YPF, una confiscación, no una expropiación

El derecho de propiedad se acercó un paso más hacia su desaparición en nuestro país.

En el mundo civilizado las formas son tanto o más importantes que las cuestiones de fondo. Nuestros gobernantes, lamentablemente, no parecen entenderlo. Se trata de una consideración absolutamente relevante frente a cualquier discusión respecto de la anunciada expropiación del 51% de las acciones de YPF, hoy en manos de Repsol. Una expropiación que, en rigor, es lisa y llanamente una confiscación violatoria de la Constitución.

La expropiación está aceptada por el derecho público en todas las democracias modernas. Se trata de un derecho que han ejercido incluso gobiernos de países avanzados. Pero casi siempre lo han hecho en situaciones extraordinarias y conforme a derecho, sin necesidad de recurrir a declaraciones altisonantes y procediendo como lo indica la ley.

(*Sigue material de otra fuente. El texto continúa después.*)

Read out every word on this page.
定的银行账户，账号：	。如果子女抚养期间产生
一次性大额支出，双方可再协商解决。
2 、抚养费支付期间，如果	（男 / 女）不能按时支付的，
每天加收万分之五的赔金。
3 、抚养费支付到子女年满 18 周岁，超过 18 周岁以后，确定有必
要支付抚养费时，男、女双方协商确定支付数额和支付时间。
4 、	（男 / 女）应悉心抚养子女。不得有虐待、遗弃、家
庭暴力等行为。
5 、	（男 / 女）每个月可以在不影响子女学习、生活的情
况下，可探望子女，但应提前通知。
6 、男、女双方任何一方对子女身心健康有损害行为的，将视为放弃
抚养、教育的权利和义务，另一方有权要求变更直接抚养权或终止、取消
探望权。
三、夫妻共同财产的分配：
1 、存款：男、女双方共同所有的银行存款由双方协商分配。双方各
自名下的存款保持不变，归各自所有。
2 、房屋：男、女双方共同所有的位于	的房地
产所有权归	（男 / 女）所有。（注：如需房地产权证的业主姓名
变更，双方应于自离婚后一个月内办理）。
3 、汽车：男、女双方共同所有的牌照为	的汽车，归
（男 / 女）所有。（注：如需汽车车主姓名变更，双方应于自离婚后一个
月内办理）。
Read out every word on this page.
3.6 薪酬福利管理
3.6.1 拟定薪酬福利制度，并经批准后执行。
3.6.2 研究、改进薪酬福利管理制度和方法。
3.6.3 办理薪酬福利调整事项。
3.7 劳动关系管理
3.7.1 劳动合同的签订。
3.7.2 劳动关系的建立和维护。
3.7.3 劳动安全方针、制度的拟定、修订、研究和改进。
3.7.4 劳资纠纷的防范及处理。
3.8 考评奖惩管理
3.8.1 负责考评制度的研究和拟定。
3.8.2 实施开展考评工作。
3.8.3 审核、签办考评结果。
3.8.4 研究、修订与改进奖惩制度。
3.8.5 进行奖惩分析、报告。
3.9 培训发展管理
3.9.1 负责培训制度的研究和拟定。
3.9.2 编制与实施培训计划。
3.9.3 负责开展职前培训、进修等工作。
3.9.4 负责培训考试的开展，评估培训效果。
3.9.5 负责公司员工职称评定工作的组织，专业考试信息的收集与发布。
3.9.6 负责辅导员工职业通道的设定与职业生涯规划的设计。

Para no ser una confiscación lisa y llana, algo más propio de un régimen totalitario que de una democracia, quien es expropiado tiene derecho a recibir una indemnización equivalente al valor económico del objeto expropiado. La Constitución Nacional es muy clara al respecto, en su artículo 17: "La propiedad es inviolable y ningún habitante de la Nación puede ser privado de ella sino en virtud de sentencia fundada en ley. La expropiación por causa de utilidad pública debe ser calificada por ley y previamente indemnizada".

La decisión anunciada por la presidenta Cristina Fernández de Kirchner el pasado lunes no sólo viola las formas, sino que es ilegal. Semejante medida no debería ni siquiera ser defendida por aquellos que están a favor de que YPF sea propiedad del Estado argentino.

La primera mandataria declaró que no iba a contestar "ninguna amenaza" ni "ningún exabrupto" porque ella representa "a todos los argentinos" y, además, "porque no soy -dijo- ninguna patotera".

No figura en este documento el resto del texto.